Dans cette tragédie, l’Etat pouvait également être mis à l’index pour son manque d’encadrement de telles opérations caritatives. Mais le Roi a été le 1er à réagir, le jour-même de la bousculade meurtrière, en donnant immédiatement des instructions afin que le Gouvernement s’attèle à combler ce vide juridique. Une réunion ministérielle s’est aussitôt tenue (mardi 22 novembre) à cet effet.

Les autorités locales, quant à elles, paieront le prix fort… Toutes les interrogations, au lendemain du drame, ont porté sur leur absence des lieux, malgré l’ampleur de l’opération de distribution des aides. Le Gouverneur de la Province d’Essaouira est actuellement entendu par la Justice. Le colonel de gendarmerie sous la responsabilité duquel tombe la Commune a été démis de ses fonctions. Et il semble que les sanctions n’en resteront pas là, compte tenu des enquêtes que continuent de mener les autorités de tutelle…

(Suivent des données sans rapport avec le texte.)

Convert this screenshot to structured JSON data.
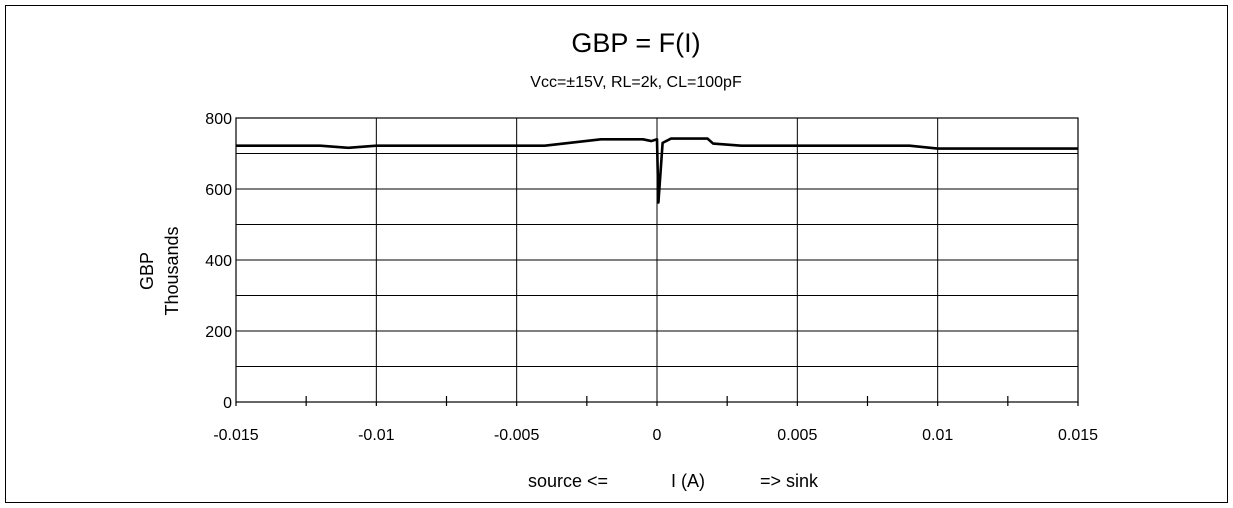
{
  "chart_data": {
    "type": "line",
    "title": "GBP = F(I)",
    "subtitle": "Vcc=±15V, RL=2k, CL=100pF",
    "ylabel": "GBP",
    "yunit": "Thousands",
    "xlabel_parts": [
      "source <=",
      "I (A)",
      "=> sink"
    ],
    "xlim": [
      -0.015,
      0.015
    ],
    "ylim": [
      0,
      800
    ],
    "x_ticks": [
      "-0.015",
      "-0.01",
      "-0.005",
      "0",
      "0.005",
      "0.01",
      "0.015"
    ],
    "y_ticks": [
      "0",
      "200",
      "400",
      "600",
      "800"
    ],
    "grid": true,
    "line_color": "#000000",
    "series": [
      {
        "x": [
          -0.015,
          -0.012,
          -0.011,
          -0.01,
          -0.004,
          -0.002,
          -0.0005,
          -0.0002,
          0,
          5e-05,
          0.0002,
          0.0005,
          0.0018,
          0.002,
          0.003,
          0.009,
          0.01,
          0.015
        ],
        "y": [
          722,
          722,
          716,
          722,
          722,
          740,
          740,
          735,
          740,
          562,
          730,
          742,
          742,
          728,
          722,
          722,
          714,
          714
        ]
      }
    ]
  }
}
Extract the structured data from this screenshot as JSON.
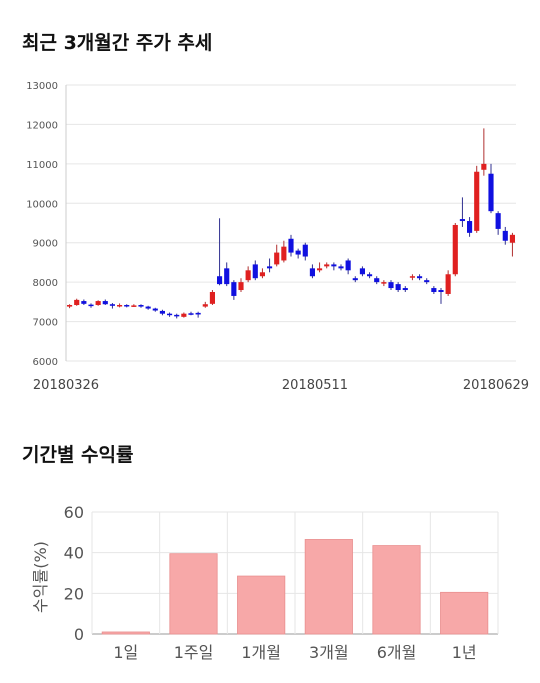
{
  "sections": {
    "price_title": "최근 3개월간 주가 추세",
    "returns_title": "기간별 수익률"
  },
  "colors": {
    "up": "#e02020",
    "down": "#1010e0",
    "bar": "#f7a8a8",
    "grid": "#e6e6e6"
  },
  "chart_data": [
    {
      "type": "candlestick",
      "title": "최근 3개월간 주가 추세",
      "ylim": [
        6000,
        13000
      ],
      "y_ticks": [
        6000,
        7000,
        8000,
        9000,
        10000,
        11000,
        12000,
        13000
      ],
      "x_tick_labels": [
        "20180326",
        "20180511",
        "20180629"
      ],
      "grid": true,
      "candles": [
        [
          7380,
          7420,
          7340,
          7440
        ],
        [
          7420,
          7550,
          7400,
          7580
        ],
        [
          7520,
          7450,
          7420,
          7560
        ],
        [
          7430,
          7420,
          7350,
          7460
        ],
        [
          7420,
          7520,
          7400,
          7540
        ],
        [
          7520,
          7440,
          7420,
          7560
        ],
        [
          7440,
          7400,
          7330,
          7470
        ],
        [
          7400,
          7420,
          7360,
          7460
        ],
        [
          7420,
          7400,
          7360,
          7440
        ],
        [
          7400,
          7410,
          7370,
          7440
        ],
        [
          7420,
          7380,
          7350,
          7440
        ],
        [
          7380,
          7330,
          7300,
          7400
        ],
        [
          7330,
          7280,
          7250,
          7350
        ],
        [
          7270,
          7200,
          7160,
          7300
        ],
        [
          7200,
          7170,
          7120,
          7230
        ],
        [
          7170,
          7140,
          7080,
          7200
        ],
        [
          7120,
          7200,
          7100,
          7230
        ],
        [
          7210,
          7200,
          7160,
          7250
        ],
        [
          7220,
          7180,
          7100,
          7250
        ],
        [
          7380,
          7440,
          7350,
          7500
        ],
        [
          7450,
          7750,
          7420,
          7800
        ],
        [
          8150,
          7950,
          7920,
          9620
        ],
        [
          8350,
          7950,
          7900,
          8500
        ],
        [
          8000,
          7650,
          7550,
          8050
        ],
        [
          7800,
          8000,
          7750,
          8100
        ],
        [
          8050,
          8300,
          8000,
          8400
        ],
        [
          8450,
          8100,
          8050,
          8550
        ],
        [
          8150,
          8250,
          8100,
          8350
        ],
        [
          8400,
          8350,
          8250,
          8600
        ],
        [
          8450,
          8750,
          8400,
          8950
        ],
        [
          8550,
          8900,
          8500,
          9050
        ],
        [
          9100,
          8750,
          8650,
          9200
        ],
        [
          8800,
          8700,
          8600,
          8850
        ],
        [
          8950,
          8650,
          8550,
          9000
        ],
        [
          8350,
          8150,
          8100,
          8450
        ],
        [
          8300,
          8350,
          8250,
          8500
        ],
        [
          8400,
          8450,
          8350,
          8500
        ],
        [
          8450,
          8400,
          8300,
          8500
        ],
        [
          8400,
          8350,
          8300,
          8450
        ],
        [
          8550,
          8300,
          8200,
          8600
        ],
        [
          8100,
          8050,
          8000,
          8150
        ],
        [
          8350,
          8200,
          8150,
          8400
        ],
        [
          8200,
          8150,
          8100,
          8250
        ],
        [
          8100,
          8000,
          7950,
          8150
        ],
        [
          8000,
          8000,
          7900,
          8050
        ],
        [
          8000,
          7850,
          7800,
          8050
        ],
        [
          7950,
          7800,
          7750,
          8000
        ],
        [
          7850,
          7800,
          7750,
          7900
        ],
        [
          8150,
          8150,
          8050,
          8200
        ],
        [
          8150,
          8100,
          8050,
          8200
        ],
        [
          8050,
          8000,
          7950,
          8100
        ],
        [
          7850,
          7750,
          7700,
          7900
        ],
        [
          7800,
          7750,
          7450,
          7850
        ],
        [
          7700,
          8200,
          7650,
          8300
        ],
        [
          8200,
          9450,
          8150,
          9500
        ],
        [
          9600,
          9550,
          9400,
          10150
        ],
        [
          9550,
          9250,
          9150,
          9650
        ],
        [
          9300,
          10800,
          9250,
          10950
        ],
        [
          10850,
          11000,
          10700,
          11900
        ],
        [
          10750,
          9800,
          9750,
          11000
        ],
        [
          9750,
          9350,
          9200,
          9800
        ],
        [
          9300,
          9050,
          8950,
          9400
        ],
        [
          9000,
          9200,
          8650,
          9250
        ]
      ]
    },
    {
      "type": "bar",
      "title": "기간별 수익률",
      "ylabel": "수익률(%)",
      "categories": [
        "1일",
        "1주일",
        "1개월",
        "3개월",
        "6개월",
        "1년"
      ],
      "values": [
        1,
        39.5,
        28.5,
        46.5,
        43.5,
        20.5
      ],
      "ylim": [
        0,
        60
      ],
      "y_ticks": [
        0,
        20,
        40,
        60
      ],
      "grid": true
    }
  ]
}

En ce qui concerne l’imam, il décroche le pompon ! La question n’est pas de savoir s’il est responsable –il l’est bien sûr- mais de déterminer son degré de culpabilité en passant au crible «l’ensemble de son œuvre». Car, si depuis le drame, il est en prison, ce ne sont pas les témoignages de ses voisins qui l’en sortiront, ni même qui lui vaudront des circonstances atténuantes. Décrit comme un homme sans compassion ; qui n’aide jamais personne de son entourage, sauf les natifs de son «patelin» (les Chiadma) ; qui se sert de ces activités caritatives à des fins commerciales, voire d’enrichissement illicite… Il est en plus accusé par quelques-uns des rescapés d’avoir aggravé la situation en s’activant à filmer les files d’attente avant toute distribution d’aides, alors que des femmes venues de loin faisaient la queue depuis 2h du matin. Filmage auquel il aurait donné la priorité pour pouvoir envoyer les images aux donateurs étrangers avec lesquels il traite. La Justice se penchera sur l’identité de ses pourvoyeurs, sur la nature de ses relations avec eux et sur la réalité de ses activités. Mais lui, au moins, vit encore. Les 15 femmes, non.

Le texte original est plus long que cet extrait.